Liberal values represent the essence of the world’s great religions. At
the root of all of the great faiths are fundamental beliefs in
compassion, justice, love, and charity. We have the right — dare I say
the duty? — to express ourselves as moral agents without the imprimatur of ecclesiastical authority.
Spoken the right way, arguments for the embodiment of these values in our civic life can ring with the divine provenance granted to them by believers. And indeed, religious activists — especially our ministers, priests, rabbis, and imams — are vital to our movement. But to expect them alone to create a moral counterforce to the destructive fear mongering of the right is not only unrealistic, it’s an expectation rooted in abdication of our own role as moral agents.

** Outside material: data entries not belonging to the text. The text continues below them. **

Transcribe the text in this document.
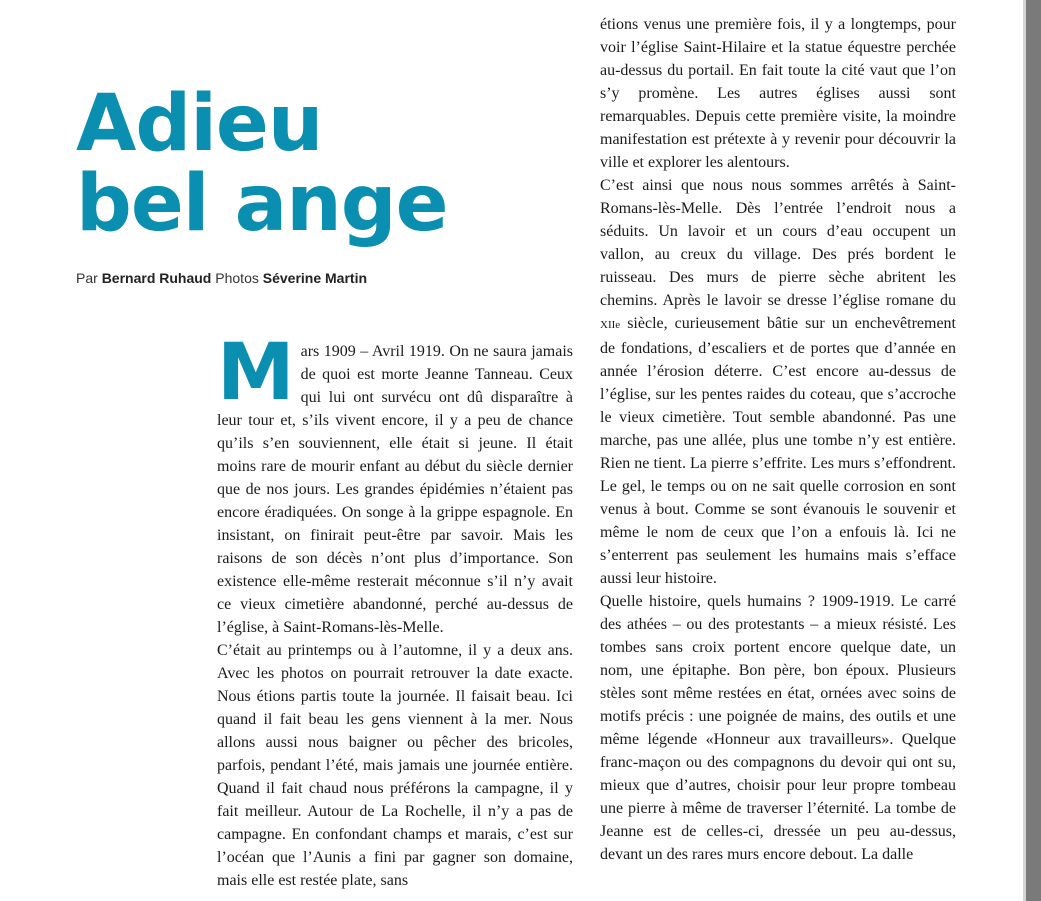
Adieu
bel ange
Par Bernard Ruhaud Photos Séverine Martin

Mars 1909 – Avril 1919. On ne saura jamais de quoi est morte Jeanne Tanneau. Ceux qui lui ont survécu ont dû disparaître à leur tour et, s’ils vivent encore, il y a peu de chance qu’ils s’en souviennent, elle était si jeune. Il était moins rare de mourir enfant au début du siècle dernier que de nos jours. Les grandes épidémies n’étaient pas encore éradiquées. On songe à la grippe espagnole. En insistant, on finirait peut-être par savoir. Mais les raisons de son décès n’ont plus d’importance. Son existence elle-même resterait méconnue s’il n’y avait ce vieux cimetière abandonné, perché au-dessus de l’église, à Saint-Romans-lès-Melle.

C’était au printemps ou à l’automne, il y a deux ans. Avec les photos on pourrait retrouver la date exacte. Nous étions partis toute la journée. Il faisait beau. Ici quand il fait beau les gens viennent à la mer. Nous allons aussi nous baigner ou pêcher des bricoles, parfois, pendant l’été, mais jamais une journée entière. Quand il fait chaud nous préférons la campagne, il y fait meilleur. Autour de La Rochelle, il n’y a pas de campagne. En confondant champs et marais, c’est sur l’océan que l’Aunis a fini par gagner son domaine, mais elle est restée plate, sans

étions venus une première fois, il y a longtemps, pour voir l’église Saint-Hilaire et la statue équestre perchée au-dessus du portail. En fait toute la cité vaut que l’on s’y promène. Les autres églises aussi sont remarquables. Depuis cette première visite, la moindre manifestation est prétexte à y revenir pour découvrir la ville et explorer les alentours.

C’est ainsi que nous nous sommes arrêtés à Saint-Romans-lès-Melle. Dès l’entrée l’endroit nous a séduits. Un lavoir et un cours d’eau occupent un vallon, au creux du village. Des prés bordent le ruisseau. Des murs de pierre sèche abritent les chemins. Après le lavoir se dresse l’église romane du XIIe siècle, curieusement bâtie sur un enchevêtrement de fondations, d’escaliers et de portes que d’année en année l’érosion déterre. C’est encore au-dessus de l’église, sur les pentes raides du coteau, que s’accroche le vieux cimetière. Tout semble abandonné. Pas une marche, pas une allée, plus une tombe n’y est entière. Rien ne tient. La pierre s’effrite. Les murs s’effondrent. Le gel, le temps ou on ne sait quelle corrosion en sont venus à bout. Comme se sont évanouis le souvenir et même le nom de ceux que l’on a enfouis là. Ici ne s’enterrent pas seulement les humains mais s’efface aussi leur histoire.

Quelle histoire, quels humains ? 1909-1919. Le carré des athées – ou des protestants – a mieux résisté. Les tombes sans croix portent encore quelque date, un nom, une épitaphe. Bon père, bon époux. Plusieurs stèles sont même restées en état, ornées avec soins de motifs précis : une poignée de mains, des outils et une même légende «Honneur aux travailleurs». Quelque franc-maçon ou des compagnons du devoir qui ont su, mieux que d’autres, choisir pour leur propre tombeau une pierre à même de traverser l’éternité. La tombe de Jeanne est de celles-ci, dressée un peu au-dessus, devant un des rares murs encore debout. La dalle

Thousands of years ago, the great Chinese philosopher Lao Tse is said to have told his followers: “Religious robes are no more holy than work clothes.” Now, let’s get to work.

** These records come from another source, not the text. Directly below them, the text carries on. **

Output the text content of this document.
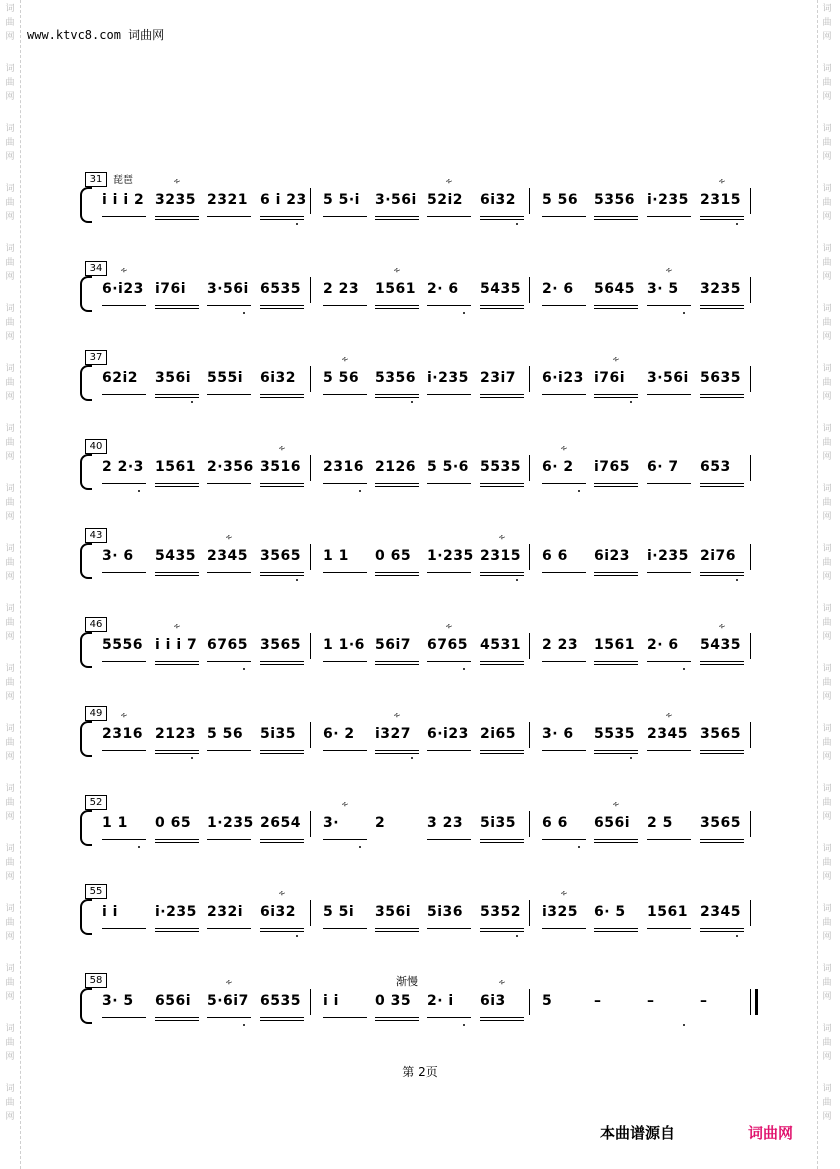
词
曲
网
词
曲
网
词
曲
网
词
曲
网
词
曲
网
词
曲
网
词
曲
网
词
曲
网
词
曲
网
词
曲
网
词
曲
网
词
曲
网
词
曲
网
词
曲
网
词
曲
网
词
曲
网
词
曲
网
词
曲
网
词
曲
网
词
曲
网
词
曲
网
词
曲
网
词
曲
网
词
曲
网
词
曲
网
词
曲
网
词
曲
网
词
曲
网
词
曲
网
词
曲
网
词
曲
网
词
曲
网
词
曲
网
词
曲
网
词
曲
网
词
曲
网
词
曲
网
词
曲
网
www.ktvc8.com 词曲网
31	琵琶
i i i 2 3235
∻
2321 6 i 23 5 5·i 3·56i 52i2
∻
6i32 5 56 5356 i·235 2315
∻
34
6·i23
∻
i76i 3·56i 6535 2 23 1561
∻
2· 6 5435 2· 6 5645 3· 5
∻
3235
37
62i2 356i 555i 6i32 5 56
∻
5356 i·235 23i7 6·i23 i76i
∻
3·56i 5635
40
2 2·3 1561 2·356 3516
∻
2316 2126 5 5·6 5535 6· 2
∻
i765 6· 7 653
43
3· 6 5435 2345
∻
3565 1 1 0 65 1·235 2315
∻
6 6 6i23 i·235 2i76
46
5556 i i i 7
∻
6765 3565 1 1·6 56i7 6765
∻
4531 2 23 1561 2· 6 5435
∻
49
2316
∻
2123 5 56 5i35 6· 2 i327
∻
6·i23 2i65 3· 6 5535 2345
∻
3565
52
1 1 0 65 1·235 2654 3·
∻
2	3 23 5i35 6 6 656i
∻
2 5 3565
55
i i	i·235 232i 6i32
∻
5 5i 356i 5i36 5352 i325
∻
6· 5 1561 2345
58
3· 5 656i 5·6i7
∻
6535 i i	0 35 2· i 6i3
∻
5	–	–	–
渐慢
第 2页
本曲谱源自	词曲网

I think she is formally correct. Of course my religious robes are "work" clothes. My holy clothes are my jeans and my T-Shirt that says "what wouldn't Jesus do?"

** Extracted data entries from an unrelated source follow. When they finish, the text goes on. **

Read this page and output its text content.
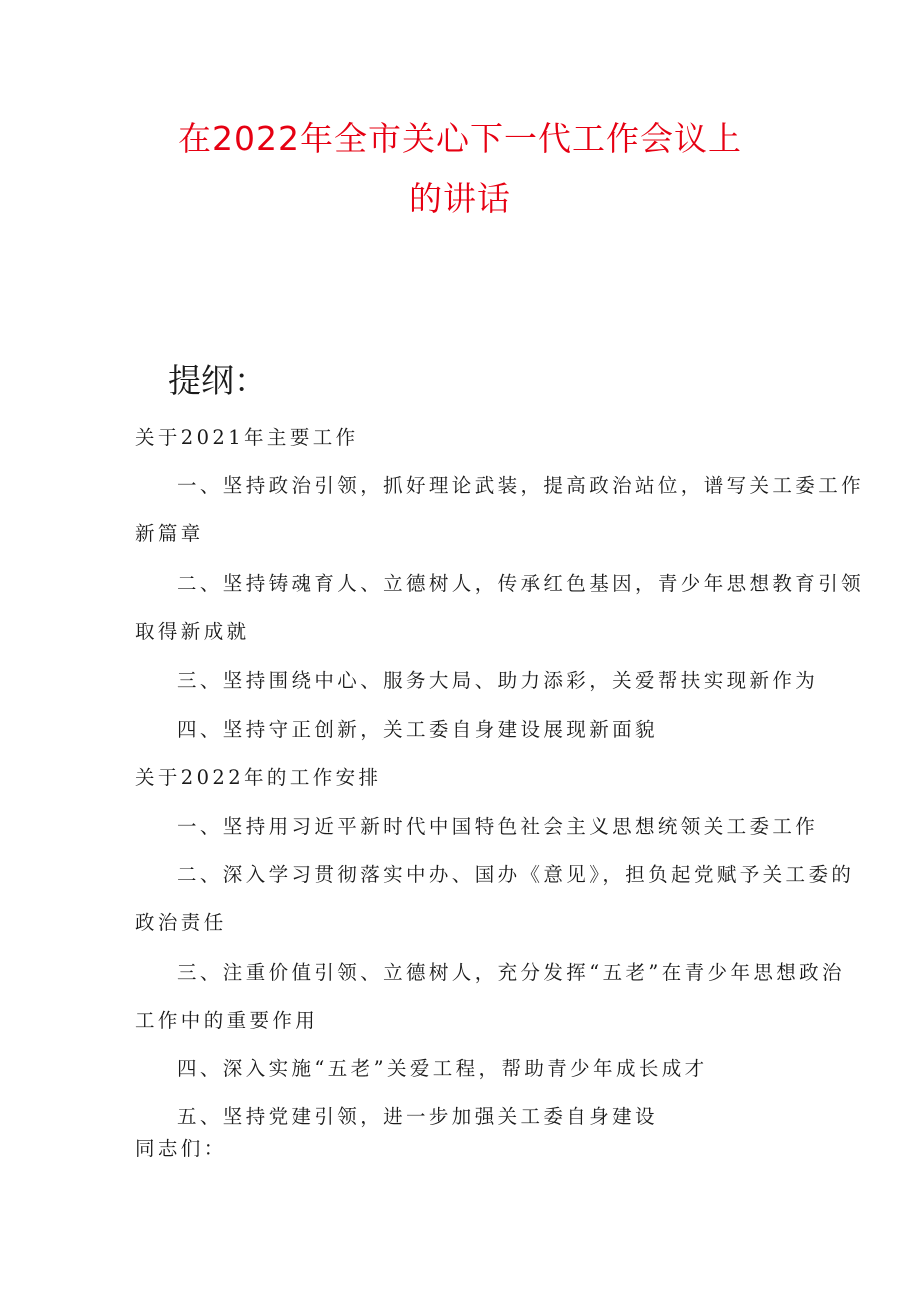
在2022年全市关心下一代工作会议上
的讲话
提纲：
关于2021年主要工作
一、坚持政治引领，抓好理论武装，提高政治站位，谱写关工委工作
新篇章
二、坚持铸魂育人、立德树人，传承红色基因，青少年思想教育引领
取得新成就
三、坚持围绕中心、服务大局、助力添彩，关爱帮扶实现新作为
四、坚持守正创新，关工委自身建设展现新面貌
关于2022年的工作安排
一、坚持用习近平新时代中国特色社会主义思想统领关工委工作
二、深入学习贯彻落实中办、国办《意见》，担负起党赋予关工委的
政治责任
三、注重价值引领、立德树人，充分发挥“五老”在青少年思想政治
工作中的重要作用
四、深入实施“五老”关爱工程，帮助青少年成长成才
五、坚持党建引领，进一步加强关工委自身建设
同志们：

Liberal principles to may not be explicitly religious, but they may have [and must have] some implicit foundations. Religious leaders may help reveal our implicit values in the public sphere; and they also have the calling to organize and gather. She might be right that the religious left isn't necessary for its own sake - we might not be. But it would be to her own detriment if she decided that we didn't have skills that would be useful for transforming this country into a compassionate, and responsible place. I think progressives do themselves a disservice by not working closely with religious leaders.
Where are the young progressive preachers in positions of leadership?